@Jonathan Edwards - That's actually not the case. Methylation doesn't always suppress gene expression - it depends what you methylate. Promoter methylation usually suppresses gene expression, whereas methylation of the gene body usually upregulates gene expression - although even that is not that simple, and it can vary between genes. Certain genes in particular are known to increase expression as methylation increases.
See:
http://www.ncbi.nlm.nih.gov/pubmed/25263941
From Nature (
http://www.nature.com/nrg/journal/v13/n7/full/nrg3230.html ):
"DNA methylation is frequently described as a 'silencing' epigenetic mark, and indeed this function of 5-methylcytosine was originally proposed in the 1970s. Now, thanks to improved genome-scale mapping of methylation, we can evaluate DNA methylation in different genomic contexts: transcriptional start sites with or without CpG islands, in gene bodies, at regulatory elements and at repeat sequences. The emerging picture is that the function of DNA methylation seems to vary with context, and the relationship between DNA methylation and transcription is more nuanced than we realized at first. Improving our understanding of the functions of DNA methylation is necessary for interpreting changes in this mark that are observed in diseases such as cancer."

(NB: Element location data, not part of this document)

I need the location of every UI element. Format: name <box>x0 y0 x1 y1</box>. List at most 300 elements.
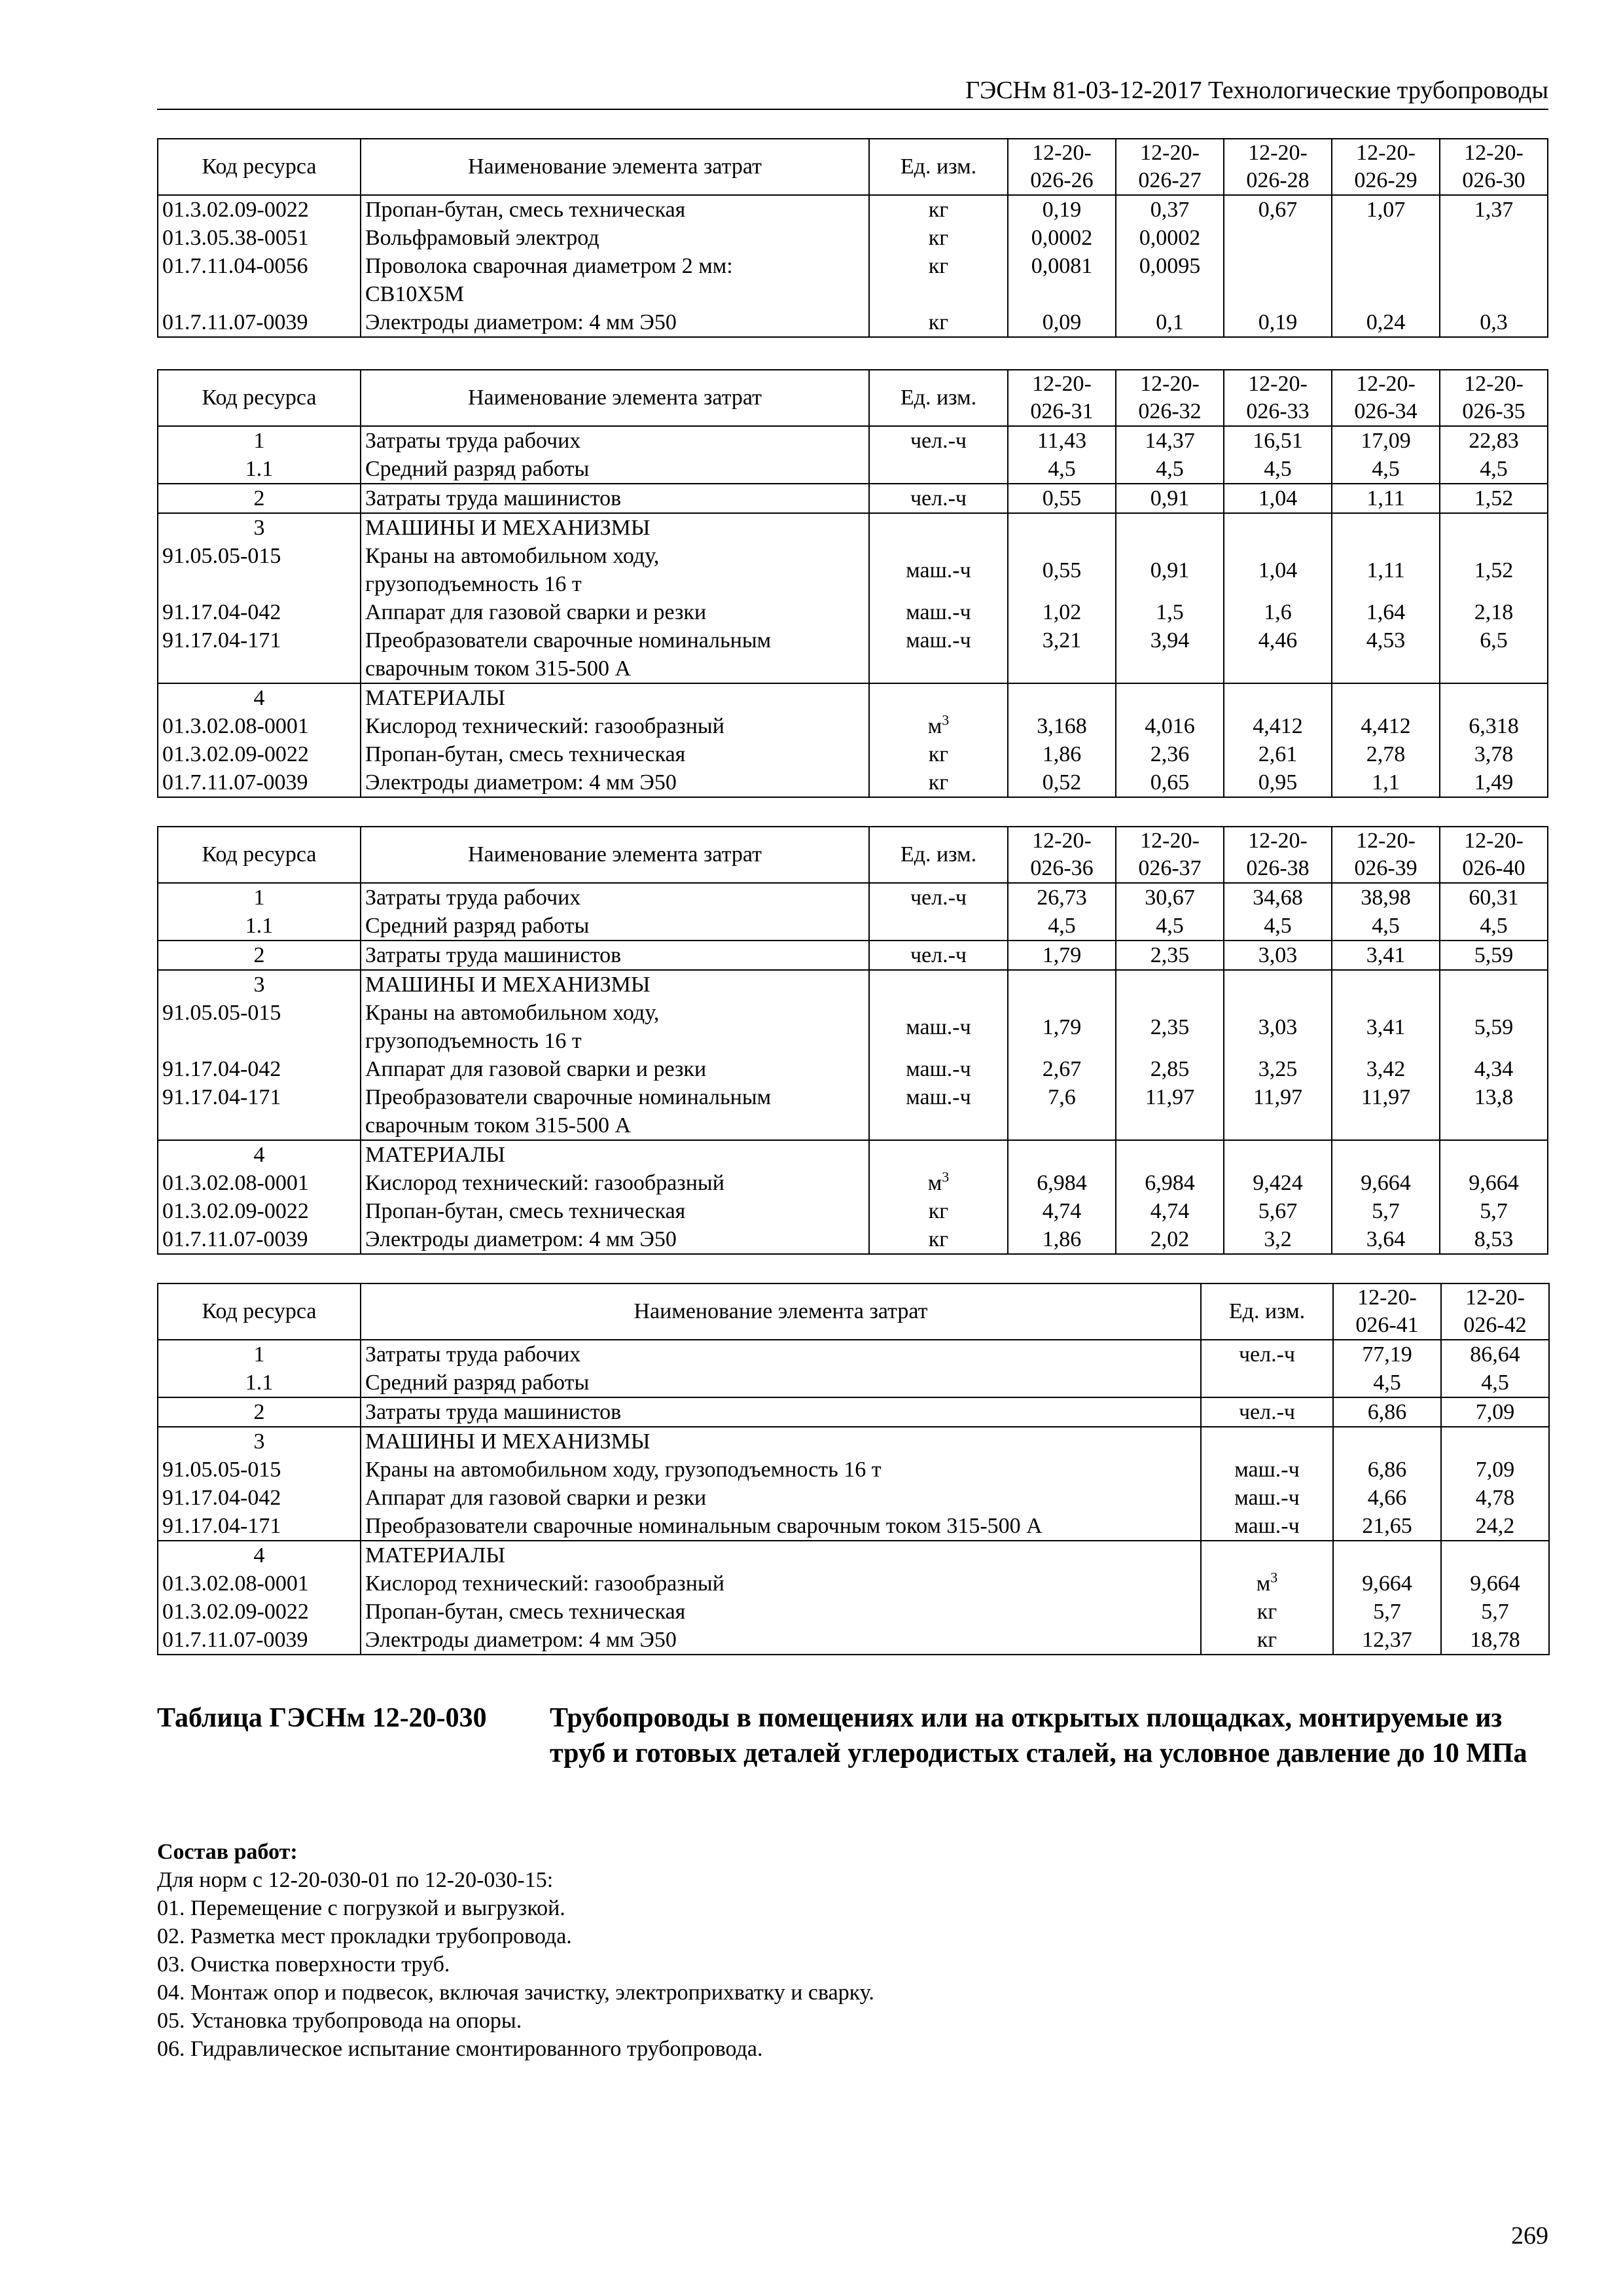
resource-unit: чел.-ч <box>1201 1340 1333 1369</box>
unit-superscript: 3 <box>942 1169 950 1185</box>
resource-name: Средний разряд работы <box>361 912 869 941</box>
norm-value: 1,49 <box>1440 768 1548 797</box>
norm-value: 3,41 <box>1332 999 1440 1055</box>
norm-value: 3,42 <box>1332 1055 1440 1083</box>
resource-unit <box>1201 1369 1333 1397</box>
norm-value <box>1440 683 1548 712</box>
norm-value: 2,67 <box>1008 1055 1116 1083</box>
norm-value: 4,46 <box>1224 626 1332 683</box>
resource-code: 1 <box>158 426 361 455</box>
norm-value: 0,95 <box>1224 768 1332 797</box>
col-header-norm <box>1440 827 1548 883</box>
resource-name: Затраты труда машинистов <box>361 1397 1201 1427</box>
norm-value: 34,68 <box>1224 883 1332 912</box>
table-row <box>158 1140 1548 1169</box>
col-header-norm <box>1332 370 1440 426</box>
resource-name: Пропан-бутан, смесь техническая <box>361 740 869 768</box>
col-header-norm <box>1440 139 1548 195</box>
resource-name: Кислород технический: газообразный <box>361 1169 869 1197</box>
resource-unit: маш.-ч <box>1201 1456 1333 1484</box>
resource-table-1 <box>157 138 1548 338</box>
page-number: 269 <box>1511 2222 1548 2250</box>
section-heading: МАШИНЫ И МЕХАНИЗМЫ <box>361 970 869 999</box>
table-row <box>158 768 1548 797</box>
norm-value: 1,37 <box>1440 195 1548 224</box>
norm-value: 5,59 <box>1440 999 1548 1055</box>
work-composition <box>157 1838 1548 2063</box>
table-row <box>158 1626 1549 1655</box>
norm-value: 1,52 <box>1440 542 1548 598</box>
norm-value <box>1333 1541 1441 1570</box>
norm-value: 9,424 <box>1224 1169 1332 1197</box>
norm-value: 2,85 <box>1116 1055 1224 1083</box>
resource-name: Аппарат для газовой сварки и резки <box>361 1484 1201 1512</box>
resource-code: 91.17.04-042 <box>158 1484 361 1512</box>
norm-value: 5,7 <box>1333 1598 1441 1626</box>
resource-code: 01.3.02.09-0022 <box>158 1598 361 1626</box>
norm-code: 12-20- 026-31 <box>1030 372 1094 423</box>
norm-value: 4,34 <box>1440 1055 1548 1083</box>
norm-value: 0,0002 <box>1008 224 1116 252</box>
norm-value: 12,37 <box>1333 1626 1441 1655</box>
norm-value <box>1440 252 1548 308</box>
col-header-norm <box>1224 370 1332 426</box>
resource-code: 01.7.11.07-0039 <box>158 308 361 337</box>
norm-value: 6,984 <box>1116 1169 1224 1197</box>
table-row <box>158 912 1548 941</box>
resource-code: 01.7.11.04-0056 <box>158 252 361 308</box>
resource-unit: кг <box>869 1197 1008 1225</box>
resource-code: 3 <box>158 970 361 999</box>
norm-value: 5,7 <box>1332 1197 1440 1225</box>
norm-value <box>1224 252 1332 308</box>
norm-code: 12-20- 026-28 <box>1246 141 1310 192</box>
resource-unit <box>869 970 1008 999</box>
resource-name: Преобразователи сварочные номинальным сварочным током 315-500 А <box>361 1083 869 1140</box>
resource-code: 91.17.04-171 <box>158 1083 361 1140</box>
col-header-norm <box>1224 139 1332 195</box>
col-header-norm <box>1008 370 1116 426</box>
table-header-row <box>158 370 1548 426</box>
norm-value: 0,1 <box>1116 308 1224 337</box>
norm-value <box>1441 1427 1549 1456</box>
norm-value: 4,5 <box>1440 912 1548 941</box>
table-row <box>158 1083 1548 1140</box>
norm-code: 12-20- 026-37 <box>1138 829 1202 880</box>
norm-value: 24,2 <box>1441 1512 1549 1541</box>
resource-code: 91.05.05-015 <box>158 999 361 1055</box>
norm-value: 9,664 <box>1333 1570 1441 1598</box>
unit-text: м <box>1256 1571 1271 1596</box>
norm-value: 1,02 <box>1008 598 1116 626</box>
table-caption-title: Трубопроводы в помещениях или на открытых площадках, монтируемые из труб и готовых деталей углеродистых сталей, на условное давление до 10 МПа <box>550 1703 1527 1768</box>
norm-value: 2,78 <box>1332 740 1440 768</box>
norm-value: 3,2 <box>1224 1225 1332 1254</box>
norm-value <box>1224 513 1332 542</box>
norm-value <box>1008 970 1116 999</box>
resource-unit: маш.-ч <box>869 999 1008 1055</box>
table-header-row <box>158 1283 1549 1340</box>
norm-value: 1,04 <box>1224 542 1332 598</box>
norm-value: 9,664 <box>1332 1169 1440 1197</box>
resource-name: Затраты труда рабочих <box>361 1340 1201 1369</box>
norm-code: 12-20- 026-38 <box>1246 829 1310 880</box>
resource-name: Проволока сварочная диаметром 2 мм: СВ10Х5М <box>361 252 869 308</box>
norm-value: 14,37 <box>1116 426 1224 455</box>
col-header-code: Код ресурса <box>158 1283 361 1340</box>
col-header-norm <box>1440 370 1548 426</box>
norm-value: 4,5 <box>1224 455 1332 484</box>
norm-value: 18,78 <box>1441 1626 1549 1655</box>
table-row <box>158 970 1548 999</box>
col-header-unit: Ед. изм. <box>1201 1283 1333 1340</box>
norm-value: 0,52 <box>1008 768 1116 797</box>
table-row <box>158 224 1548 252</box>
norm-code: 12-20- 026-32 <box>1138 372 1202 423</box>
norm-value: 22,83 <box>1440 426 1548 455</box>
resource-name: Электроды диаметром: 4 мм Э50 <box>361 308 869 337</box>
resource-unit <box>869 683 1008 712</box>
table-row <box>158 683 1548 712</box>
resource-code: 01.3.02.09-0022 <box>158 195 361 224</box>
resource-unit: чел.-ч <box>869 941 1008 970</box>
norm-value: 1,6 <box>1224 598 1332 626</box>
table-header-row <box>158 139 1548 195</box>
resource-unit: маш.-ч <box>869 1083 1008 1140</box>
norm-value <box>1224 683 1332 712</box>
norm-value: 3,64 <box>1332 1225 1440 1254</box>
resource-unit: маш.-ч <box>1201 1484 1333 1512</box>
norm-value: 3,03 <box>1224 941 1332 970</box>
resource-name: Затраты труда машинистов <box>361 941 869 970</box>
col-header-norm <box>1116 827 1224 883</box>
resource-code: 01.7.11.07-0039 <box>158 1626 361 1655</box>
norm-code: 12-20- 026-42 <box>1463 1285 1527 1337</box>
resource-name: Затраты труда машинистов <box>361 484 869 513</box>
norm-value: 1,5 <box>1116 598 1224 626</box>
norm-value: 3,21 <box>1008 626 1116 683</box>
section-heading: МАТЕРИАЛЫ <box>361 1541 1201 1570</box>
norm-value: 7,09 <box>1441 1456 1549 1484</box>
resource-unit: кг <box>869 308 1008 337</box>
resource-unit <box>1201 1427 1333 1456</box>
table-row <box>158 999 1548 1055</box>
norm-value <box>1008 1140 1116 1169</box>
resource-name: Электроды диаметром: 4 мм Э50 <box>361 1626 1201 1655</box>
resource-unit: маш.-ч <box>869 542 1008 598</box>
work-step: 04. Монтаж опор и подвесок, включая зачистку, электроприхватку и сварку. <box>157 1981 874 2005</box>
norm-value: 16,51 <box>1224 426 1332 455</box>
unit-text: м <box>927 714 942 738</box>
col-header-code: Код ресурса <box>158 139 361 195</box>
norm-value: 4,66 <box>1333 1484 1441 1512</box>
work-step: 03. Очистка поверхности труб. <box>157 1952 450 1977</box>
norm-value: 0,91 <box>1116 542 1224 598</box>
norm-value: 4,5 <box>1224 912 1332 941</box>
norm-value: 0,37 <box>1116 195 1224 224</box>
table-row <box>158 1397 1549 1427</box>
col-header-norm <box>1116 370 1224 426</box>
table-caption-label: Таблица ГЭСНм 12-20-030 <box>157 1703 487 1733</box>
resource-unit: кг <box>869 252 1008 308</box>
norm-value: 38,98 <box>1332 883 1440 912</box>
resource-code: 4 <box>158 1140 361 1169</box>
norm-value: 3,41 <box>1332 941 1440 970</box>
norm-code: 12-20- 026-40 <box>1462 829 1525 880</box>
norm-value: 1,64 <box>1332 598 1440 626</box>
table-row <box>158 1055 1548 1083</box>
norm-value: 2,18 <box>1440 598 1548 626</box>
resource-code: 91.05.05-015 <box>158 542 361 598</box>
col-header-name: Наименование элемента затрат <box>361 370 869 426</box>
section-heading: МАТЕРИАЛЫ <box>361 683 869 712</box>
norm-value <box>1333 1427 1441 1456</box>
norm-value: 26,73 <box>1008 883 1116 912</box>
resource-code: 01.3.02.09-0022 <box>158 1197 361 1225</box>
norm-value: 4,5 <box>1116 455 1224 484</box>
resource-name: Затраты труда рабочих <box>361 426 869 455</box>
table-row <box>158 1340 1549 1369</box>
table-row <box>158 626 1548 683</box>
table-row <box>158 1369 1549 1397</box>
norm-value: 0,55 <box>1008 484 1116 513</box>
norm-value: 5,7 <box>1441 1598 1549 1626</box>
norm-value: 0,0095 <box>1116 252 1224 308</box>
norm-value: 2,61 <box>1224 740 1332 768</box>
resource-code: 01.3.02.08-0001 <box>158 1169 361 1197</box>
resource-name: Аппарат для газовой сварки и резки <box>361 598 869 626</box>
table-row <box>158 1169 1548 1197</box>
resource-unit: чел.-ч <box>1201 1397 1333 1427</box>
resource-code: 91.17.04-171 <box>158 1512 361 1541</box>
norm-value: 0,0081 <box>1008 252 1116 308</box>
norm-value: 1,11 <box>1332 484 1440 513</box>
table-row <box>158 1598 1549 1626</box>
resource-code: 1.1 <box>158 1369 361 1397</box>
work-step: 05. Установка трубопровода на опоры. <box>157 2009 522 2033</box>
resource-name: Кислород технический: газообразный <box>361 712 869 740</box>
resource-code: 91.17.04-042 <box>158 1055 361 1083</box>
norm-value: 11,97 <box>1224 1083 1332 1140</box>
norm-value: 4,412 <box>1224 712 1332 740</box>
resource-code: 01.3.02.09-0022 <box>158 740 361 768</box>
norm-value: 4,5 <box>1332 912 1440 941</box>
resource-table-4 <box>157 1283 1550 1655</box>
norm-value: 7,09 <box>1441 1397 1549 1427</box>
norm-value <box>1440 970 1548 999</box>
resource-code: 1.1 <box>158 455 361 484</box>
resource-name: Аппарат для газовой сварки и резки <box>361 1055 869 1083</box>
resource-unit: маш.-ч <box>869 598 1008 626</box>
resource-name: Пропан-бутан, смесь техническая <box>361 1197 869 1225</box>
norm-value: 6,86 <box>1333 1397 1441 1427</box>
norm-value <box>1332 513 1440 542</box>
resource-code: 01.3.05.38-0051 <box>158 224 361 252</box>
resource-name: Электроды диаметром: 4 мм Э50 <box>361 1225 869 1254</box>
resource-unit <box>869 1169 1008 1197</box>
norm-value: 5,59 <box>1440 941 1548 970</box>
col-header-norm <box>1008 139 1116 195</box>
resource-name: Затраты труда рабочих <box>361 883 869 912</box>
unit-text: м <box>927 1171 942 1195</box>
norm-value: 2,35 <box>1116 941 1224 970</box>
norm-value: 2,36 <box>1116 740 1224 768</box>
norm-value <box>1116 970 1224 999</box>
resource-name: Пропан-бутан, смесь техническая <box>361 1598 1201 1626</box>
norm-code: 12-20- 026-34 <box>1354 372 1418 423</box>
norm-value <box>1332 252 1440 308</box>
unit-superscript: 3 <box>942 712 950 728</box>
table-row <box>158 598 1548 626</box>
table-row <box>158 484 1548 513</box>
resource-code: 01.3.02.08-0001 <box>158 1570 361 1598</box>
resource-code: 1 <box>158 1340 361 1369</box>
norm-code: 12-20- 026-39 <box>1354 829 1418 880</box>
table-row <box>158 1570 1549 1598</box>
work-step: 06. Гидравлическое испытание смонтированного трубопровода. <box>157 2037 763 2061</box>
norm-value: 1,1 <box>1332 768 1440 797</box>
norm-value: 11,97 <box>1332 1083 1440 1140</box>
resource-name: Краны на автомобильном ходу, грузоподъемность 16 т <box>361 999 869 1055</box>
resource-unit <box>869 455 1008 484</box>
resource-unit <box>1201 1570 1333 1598</box>
work-step: 02. Разметка мест прокладки трубопровода. <box>157 1924 572 1948</box>
resource-code: 3 <box>158 513 361 542</box>
norm-value: 1,86 <box>1008 1225 1116 1254</box>
resource-name: Преобразователи сварочные номинальным сварочным током 315-500 А <box>361 1512 1201 1541</box>
norm-value <box>1441 1541 1549 1570</box>
norm-value: 0,09 <box>1008 308 1116 337</box>
table-row <box>158 712 1548 740</box>
norm-value: 4,412 <box>1332 712 1440 740</box>
norm-value <box>1224 1140 1332 1169</box>
norm-value: 1,79 <box>1008 941 1116 970</box>
resource-code: 2 <box>158 484 361 513</box>
resource-code: 3 <box>158 1427 361 1456</box>
norm-code: 12-20- 026-35 <box>1462 372 1525 423</box>
resource-name: Средний разряд работы <box>361 455 869 484</box>
resource-code: 91.05.05-015 <box>158 1456 361 1484</box>
norm-code: 12-20- 026-29 <box>1354 141 1418 192</box>
table-row <box>158 941 1548 970</box>
resource-code: 4 <box>158 683 361 712</box>
resource-unit: кг <box>1201 1626 1333 1655</box>
col-header-norm <box>1332 139 1440 195</box>
table-row <box>158 542 1548 598</box>
resource-unit <box>869 1140 1008 1169</box>
col-header-norm <box>1332 827 1440 883</box>
norm-value: 9,664 <box>1441 1570 1549 1598</box>
table-row <box>158 1197 1548 1225</box>
resource-unit <box>869 513 1008 542</box>
norm-value: 1,07 <box>1332 195 1440 224</box>
table-row <box>158 426 1548 455</box>
norm-value: 4,5 <box>1441 1369 1549 1397</box>
norm-value: 8,53 <box>1440 1225 1548 1254</box>
norm-value: 4,5 <box>1008 912 1116 941</box>
norm-value: 4,78 <box>1441 1484 1549 1512</box>
resource-code: 2 <box>158 1397 361 1427</box>
norm-value <box>1116 513 1224 542</box>
norm-code: 12-20- 026-33 <box>1246 372 1310 423</box>
resource-unit <box>869 912 1008 941</box>
norm-value: 4,5 <box>1333 1369 1441 1397</box>
col-header-name: Наименование элемента затрат <box>361 1283 1201 1340</box>
norm-value: 86,64 <box>1441 1340 1549 1369</box>
norm-value: 0,0002 <box>1116 224 1224 252</box>
table-row <box>158 513 1548 542</box>
table-row <box>158 740 1548 768</box>
norm-value: 1,52 <box>1440 484 1548 513</box>
resource-name: Вольфрамовый электрод <box>361 224 869 252</box>
work-composition-heading: Состав работ: <box>157 1840 298 1864</box>
norm-value: 4,5 <box>1116 912 1224 941</box>
table-row <box>158 252 1548 308</box>
norm-value: 11,43 <box>1008 426 1116 455</box>
norm-value: 0,67 <box>1224 195 1332 224</box>
norm-value: 0,65 <box>1116 768 1224 797</box>
col-header-name: Наименование элемента затрат <box>361 827 869 883</box>
norm-value <box>1332 683 1440 712</box>
norm-value: 0,24 <box>1332 308 1440 337</box>
col-header-name: Наименование элемента затрат <box>361 139 869 195</box>
norm-code: 12-20- 026-41 <box>1355 1285 1419 1337</box>
norm-value: 4,74 <box>1116 1197 1224 1225</box>
norm-value: 21,65 <box>1333 1512 1441 1541</box>
col-header-code: Код ресурса <box>158 827 361 883</box>
norm-value: 11,97 <box>1116 1083 1224 1140</box>
section-heading: МАШИНЫ И МЕХАНИЗМЫ <box>361 1427 1201 1456</box>
table-row <box>158 455 1548 484</box>
resource-unit: маш.-ч <box>869 1055 1008 1083</box>
norm-code: 12-20- 026-26 <box>1030 141 1094 192</box>
norm-value <box>1440 513 1548 542</box>
unit-superscript: 3 <box>1270 1570 1278 1586</box>
resource-name: Средний разряд работы <box>361 1369 1201 1397</box>
resource-unit: чел.-ч <box>869 426 1008 455</box>
norm-value: 3,25 <box>1224 1055 1332 1083</box>
norm-value: 3,94 <box>1116 626 1224 683</box>
table-row <box>158 883 1548 912</box>
resource-table-3 <box>157 826 1548 1255</box>
table-row <box>158 1484 1549 1512</box>
table-row <box>158 1225 1548 1254</box>
norm-value: 4,74 <box>1008 1197 1116 1225</box>
col-header-norm <box>1441 1283 1549 1340</box>
norm-value <box>1008 513 1116 542</box>
resource-unit: чел.-ч <box>869 883 1008 912</box>
table-row <box>158 195 1548 224</box>
table-header-row <box>158 827 1548 883</box>
norm-value: 7,6 <box>1008 1083 1116 1140</box>
resource-code: 1 <box>158 883 361 912</box>
col-header-unit: Ед. изм. <box>869 827 1008 883</box>
col-header-norm <box>1224 827 1332 883</box>
norm-value: 17,09 <box>1332 426 1440 455</box>
norm-value: 30,67 <box>1116 883 1224 912</box>
resource-unit: кг <box>869 740 1008 768</box>
norm-value: 3,03 <box>1224 999 1332 1055</box>
resource-code: 1.1 <box>158 912 361 941</box>
resource-unit: кг <box>869 768 1008 797</box>
resource-table-2 <box>157 369 1548 798</box>
work-step: 01. Перемещение с погрузкой и выгрузкой. <box>157 1896 565 1920</box>
norm-code: 12-20- 026-30 <box>1462 141 1525 192</box>
norm-value <box>1116 1140 1224 1169</box>
norm-value <box>1440 224 1548 252</box>
norm-value <box>1116 683 1224 712</box>
resource-unit: кг <box>869 195 1008 224</box>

There are 2 major classes of DNA methyltransferases in humans, DNMT-1 and DNMT-3 (several subtypes). DNMT-1 is the primary active form in mature humans. It functions by methylating hemimethylated CpG islands - i.e. after replication, a CpG island becomes hemimethylated, as one of the original 2 methylated strands goes to each of the 2 new replicated DNA double helices. DNMT-1 recognizes where there was full methylation previously (based on hemimethylated status) and methylates the other strand. So it doesn't really methylate indiscriminately. This is how cells maintain their commitment to a particular lineage - e.g. when an endothelial cell divides, it doesn't become a neuron. The epigenetic imprinting is copied by DMNT-1. Maternal imprinting is copied from cell to cell by this mechanism as well over the course of the organism's life.
DNMT-3 is active early in the development of the organism and much less later on and plays a key role in the commitment of various cell lineages. It will methylate unmethylated and hemimethylated CpG islands.
DNMT-1 can sometimes methylate portions of DNA that are not hemimethylated, but at MUCH lower frequency. This is why having sufficient methyl donors doesn't just lead to completely indiscriminate methylation of DNA and suppress anything and create "zombies." =P
There is evidence that hyperhomocysteinemia can impair the function of DNMT-3 in maintaining methylation, particularly in leukocytes.
Too much methylation isn't necessarily a good thing either - hypermethylation has been linked to cancer through suppression or activation of various genes. Like many things, the ideal balance is somewhere in the middle, and there are tradeoffs on either extreme.
Note that one characteristic of CpG islands is that they are palindromic when considered as double stranded - so if you have it on the sense strand, you have it on the antisense strand, when reading each 5' to 3'. This is why it makes so much sense to methylate them, as the methylation can be propagated as cells divide.
I don't think that adding methyl donors (aka "the methylation protocol") can override normal cell control, but it does allow the cell to maintain methylation patterns as DNA is copied. The key is whether we're discussing de novo or hemimethylated DNA methylation, and which DNA methyltransferases are involved. There is strong mechanistic / theoretical evidence that reducing homocysteine is beneficial in reducing cardiovascular risk, although I'm not aware of a large, high quality study that looked at the endpoint of reduced cardiovascular risk. My endocrinologist and I have discussed this at length, and he's very interested in the topic, and he is strongly of the view that hyperhomocysteinemia is a modifiable risk factor - although he believes elevated LDL cholesterol is NOT! (Statins work, but not for that reason - which is why fibrates and niacin, which lower LDL's, do not lower CHD risk.) I don't think everyone should follow a methylation protocol, and I'm not certain genetic testing is critically important, but I think if you have high serum homocysteine, you should take folic acid, and if that doesn't fix it, take methylated forms + TMG etc. to bring it down.